De Centrale Raad van Beroep
Aangevallen uitspraak 1
- vernietigt aangevallen uitspraak 1;
- verklaart het beroep gegrond en vernietigt het besluit van 7 september 2010 (bestreden
besluit 1) voor zover het betrekking heeft op de intrekking van de bijstand over de periode
van 2 februari 2006 tot 19 november 2008 en op de terugvordering van de gemaakte kosten
van bijstand;
- herroept het besluit van 19 april 2010 voor zover het betrekking heeft op de intrekking van
de bijstand over de periode van 2 februari 2006 tot 19 november 2008 en bepaalt dat deze
uitspraak in zoverre in de plaats treedt van het vernietigde gedeelte van het besluit van
7 september 2010;
- draagt het college op om met inachtneming van deze uitspraak opnieuw te beslissen op het
bezwaar van appellante tegen het haar betreffende besluit van 19 april 2010 voor zover dat
betrekking heeft op de terugvordering;
- veroordeelt het college in de kosten van appellante tot een bedrag van € 2.360,-;
- bepaalt dat het college aan appellante het in beroep en in hoger beroep betaalde griffierecht
van in totaal € 153,- vergoedt.
Aangevallen uitspraak 2
- vernietigt aangevallen uitspraak 2;
- verklaart het beroep gegrond en vernietigt het besluit van 7 september 2010 (bestreden
besluit 2);
- draagt het college op om met inachtneming van deze uitspraak opnieuw te beslissen op het
bezwaar van appellant tegen het hem betreffende besluit van 19 april 2010;
- veroordeelt het college in de proceskosten van appellant tot een bedrag van € 1.416,-;
- bepaalt dat het college aan appellant het in beroep en in hoger beroep betaalde griffierecht
van in totaal € 153,- vergoedt.
Deze uitspraak is gedaan door E.J.M. Heijs als voorzitter en J.J.A. Kooijman en
J.M.A. van der Kolk-Severijns als leden, in tegenwoordigheid van T.A. Meijering als griffier.
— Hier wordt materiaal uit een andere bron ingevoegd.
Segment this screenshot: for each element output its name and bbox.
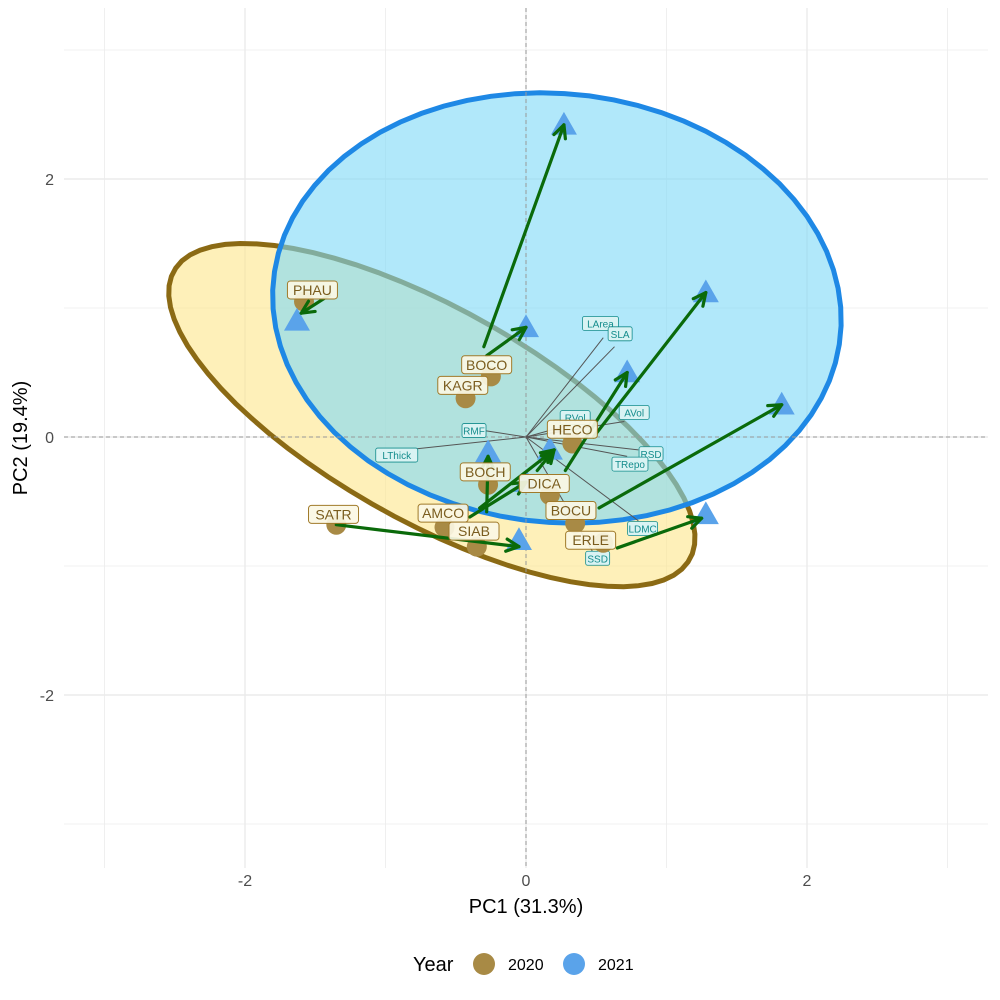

De beslissing is uitgesproken in het openbaar op 27 augustus 2013.
(getekend) E.J.M. Heijs
(getekend) T.A. Meijering
Tegen deze uitspraak kunnen partijen binnen zes weken na de datum van verzending beroep in cassatie instellen bij de Hoge Raad der Nederlanden (Postbus 20303, 2500 EH
’s-Gravenhage) ter zake van schending of verkeerde toepassing van bepalingen inzake het begrip duurzaam gescheiden leven.